Vector Instructions Ordering¶
For pto.v* programs, the ordering chain involves explicit DMA synchronization:
┌──────────────────────────────────────────────────────────┐
│ copy_gm_to_ubuf(%ub, %gm, ...) │
│ (DMA: GM → UB) │
└────────────────┬─────────────────────────────────────────┘
│ set_flag(PIPE_MTE2, PIPE_V, EVENT_ID0)
▼
┌──────────────────────────────────────────────────────────┐
│ wait_flag(PIPE_MTE2, PIPE_V, EVENT_ID0) │
│ (UB data now visible to Vector pipeline) │
└────────────────┬─────────────────────────────────────────┘
│ (implicit on vlds)
▼
┌──────────────────────────────────────────────────────────┐
│ vlds %vreg, %ub[...] {dist = "NORM"} │
│ (UB → Vector Register) │
└────────────────┬─────────────────────────────────────────┘
│
▼
┌──────────────────────────────────────────────────────────┐
│ vadd %result, %vreg, %vreg │
│ (Vector Compute on Vector Register) │
└────────────────┬─────────────────────────────────────────┘
│
▼
┌──────────────────────────────────────────────────────────┐
│ vsts %result, %ub[...] │
│ (Vector Register → UB) │
└────────────────┬─────────────────────────────────────────┘
│ set_flag(PIPE_V, PIPE_MTE3, EVENT_ID1)
▼
┌──────────────────────────────────────────────────────────┐
│ wait_flag(PIPE_V, PIPE_MTE3, EVENT_ID1) │
│ (Vector result now staged for DMA) │
└────────────────┬─────────────────────────────────────────┘
│
▼
┌──────────────────────────────────────────────────────────┐
│ copy_ubuf_to_gm(%gm, %ub, ...) │
│ (DMA: UB → GM) │
└──────────────────────────────────────────────────────────┘
Vector Instructions vs Tile Instructions Ordering¶
| Aspect | Tile Instructions | Vector Instructions |
|---|---|---|
| Synchronization mechanism | RecordEvent, TSYNC |
set_flag/wait_flag on pipe pairs |
| Data path | GM ↔ Tile Buffer (via MTE2/MTE3) | GM ↔ UB ↔ Vector Register (via DMA + vlds/vsts) |
| Visibility model | Producer-consumer chain via events | DMA signal → wait → vlds → compute → vsts → DMA signal |
| Implicit ordering | Within same tile buffer | None — explicit flag required between DMA and compute |
| Store path | Tile → MTE3 → GM | Vector Register → vsts → UB → MTE3 → GM |
Cross-Instruction Set Handoff¶
When a tile-instruction set result is consumed by a vector-instruction set operation (or vice versa), the handoff must go through UB:
Tile Instructions Vector Instructions
│ ▲
│ TLOAD/TSTORE handles GM ↔ Tile Buffer │
│ │
└──── TSTORE → UB → copy_ubuf_to_gm ──────────┘
(via copy_gm_to_ubuf on vector side)
The cross-instruction set handoff goes through GM or through an explicit UB double-buffering pattern:
// Tile instructions produce result in tile c
TSTORE(gc, c);
// Vector instructions consume from gc
copy_gm_to_ubuf(%ub, %gm_out, ...);
set_flag(PIPE_MTE2, PIPE_V, ID);
wait_flag(PIPE_MTE2, PIPE_V, ID);
%v = pto.vlds %ub[...] {dist = "NORM"};
Constraints¶
Constraints
- A consumer may only rely on visibility after the required producer-consumer edge is established.

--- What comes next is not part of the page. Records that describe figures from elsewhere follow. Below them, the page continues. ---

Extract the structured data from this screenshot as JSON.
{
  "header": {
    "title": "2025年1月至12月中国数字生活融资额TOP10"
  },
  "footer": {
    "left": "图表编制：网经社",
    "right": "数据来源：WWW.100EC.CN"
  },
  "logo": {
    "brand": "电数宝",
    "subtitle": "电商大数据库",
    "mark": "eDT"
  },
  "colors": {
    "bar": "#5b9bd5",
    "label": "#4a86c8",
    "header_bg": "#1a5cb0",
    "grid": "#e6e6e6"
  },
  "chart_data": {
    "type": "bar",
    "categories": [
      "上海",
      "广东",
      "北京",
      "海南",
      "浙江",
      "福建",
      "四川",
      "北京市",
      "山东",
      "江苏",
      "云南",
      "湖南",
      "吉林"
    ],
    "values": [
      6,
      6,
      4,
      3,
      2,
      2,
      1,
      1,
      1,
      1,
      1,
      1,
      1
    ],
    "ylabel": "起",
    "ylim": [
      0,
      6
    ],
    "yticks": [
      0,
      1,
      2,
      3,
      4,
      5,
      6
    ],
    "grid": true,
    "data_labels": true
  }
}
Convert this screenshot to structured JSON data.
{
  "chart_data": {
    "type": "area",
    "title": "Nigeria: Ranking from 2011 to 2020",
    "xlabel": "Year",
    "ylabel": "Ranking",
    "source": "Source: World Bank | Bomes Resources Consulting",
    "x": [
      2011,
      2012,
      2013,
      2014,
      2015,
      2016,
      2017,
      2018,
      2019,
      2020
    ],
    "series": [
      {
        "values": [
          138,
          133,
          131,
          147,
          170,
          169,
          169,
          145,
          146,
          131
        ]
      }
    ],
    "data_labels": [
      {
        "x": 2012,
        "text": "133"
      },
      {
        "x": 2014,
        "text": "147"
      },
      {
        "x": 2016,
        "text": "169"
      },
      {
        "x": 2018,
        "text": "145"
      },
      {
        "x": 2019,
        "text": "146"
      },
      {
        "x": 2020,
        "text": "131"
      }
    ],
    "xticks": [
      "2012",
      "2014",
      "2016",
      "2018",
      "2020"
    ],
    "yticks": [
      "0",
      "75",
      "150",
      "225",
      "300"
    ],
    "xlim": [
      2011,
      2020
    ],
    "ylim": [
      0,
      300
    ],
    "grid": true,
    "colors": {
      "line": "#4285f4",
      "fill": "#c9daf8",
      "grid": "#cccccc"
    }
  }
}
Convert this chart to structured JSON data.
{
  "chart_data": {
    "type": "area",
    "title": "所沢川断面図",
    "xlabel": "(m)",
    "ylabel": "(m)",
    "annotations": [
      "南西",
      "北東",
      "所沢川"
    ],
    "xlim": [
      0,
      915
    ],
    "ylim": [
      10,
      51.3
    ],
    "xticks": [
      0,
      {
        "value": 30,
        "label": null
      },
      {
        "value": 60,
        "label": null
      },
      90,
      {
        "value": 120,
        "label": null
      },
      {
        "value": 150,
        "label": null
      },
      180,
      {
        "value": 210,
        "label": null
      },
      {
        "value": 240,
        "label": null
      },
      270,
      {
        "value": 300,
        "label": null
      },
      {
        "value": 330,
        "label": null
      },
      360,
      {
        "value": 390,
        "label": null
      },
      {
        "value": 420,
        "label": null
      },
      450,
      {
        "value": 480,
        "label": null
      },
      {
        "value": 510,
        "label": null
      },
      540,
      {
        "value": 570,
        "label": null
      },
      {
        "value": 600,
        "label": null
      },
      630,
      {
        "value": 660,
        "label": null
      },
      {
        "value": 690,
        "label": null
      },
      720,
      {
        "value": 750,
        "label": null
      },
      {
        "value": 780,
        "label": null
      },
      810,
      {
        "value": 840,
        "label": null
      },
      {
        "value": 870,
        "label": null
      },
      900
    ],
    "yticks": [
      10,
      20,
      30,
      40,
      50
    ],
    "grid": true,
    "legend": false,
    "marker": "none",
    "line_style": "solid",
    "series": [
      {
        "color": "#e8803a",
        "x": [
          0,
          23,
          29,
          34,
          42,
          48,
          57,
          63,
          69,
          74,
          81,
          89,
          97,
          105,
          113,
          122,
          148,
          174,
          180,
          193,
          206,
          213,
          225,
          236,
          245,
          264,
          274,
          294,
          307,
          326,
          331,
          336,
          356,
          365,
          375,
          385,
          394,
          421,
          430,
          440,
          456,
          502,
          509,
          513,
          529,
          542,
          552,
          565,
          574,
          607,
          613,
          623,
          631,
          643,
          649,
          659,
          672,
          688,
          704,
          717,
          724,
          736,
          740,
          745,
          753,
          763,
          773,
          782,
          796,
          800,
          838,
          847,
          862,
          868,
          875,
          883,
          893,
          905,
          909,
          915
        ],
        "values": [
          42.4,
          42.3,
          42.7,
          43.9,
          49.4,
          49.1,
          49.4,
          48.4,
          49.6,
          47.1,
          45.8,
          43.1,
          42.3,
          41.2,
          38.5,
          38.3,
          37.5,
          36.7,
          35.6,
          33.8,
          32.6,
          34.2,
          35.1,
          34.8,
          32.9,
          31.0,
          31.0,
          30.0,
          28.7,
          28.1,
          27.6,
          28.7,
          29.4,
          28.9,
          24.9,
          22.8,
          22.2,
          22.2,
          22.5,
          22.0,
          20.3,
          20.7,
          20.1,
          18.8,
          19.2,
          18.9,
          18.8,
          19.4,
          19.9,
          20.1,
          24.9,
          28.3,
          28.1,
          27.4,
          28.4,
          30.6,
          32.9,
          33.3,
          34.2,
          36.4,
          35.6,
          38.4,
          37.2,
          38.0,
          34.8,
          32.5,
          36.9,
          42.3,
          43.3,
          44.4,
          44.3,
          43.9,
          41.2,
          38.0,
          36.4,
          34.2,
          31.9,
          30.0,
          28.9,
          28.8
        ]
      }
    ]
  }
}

- The exact synchronization mechanism may vary by instruction set or target profile.
- Instruction Set docs and per-op pages must state the relevant ordering expectations explicitly.
- An operation's
RecordEventreturn value is only valid for chaining to operations that execute AFTER the current operation in program order.
Cases That Are Not Allowed¶
Cases That Are Not Allowed
- Describing a consumer as legal without saying how producer visibility is established.
- Assuming a target's convenient scheduling behavior is the architecture contract.
- Leaving cross-instruction set handoff rules implicit.
- Issuing
vldsbeforecopy_gm_to_ubufcompletes without an interveningwait_flag. - Issuing
copy_ubuf_to_gmbeforevstscompletes without an interveningwait_flag. - Passing a
RecordEventfrom a later operation to an earlier operation (wrong direction) — this is illegal and produces a verification error.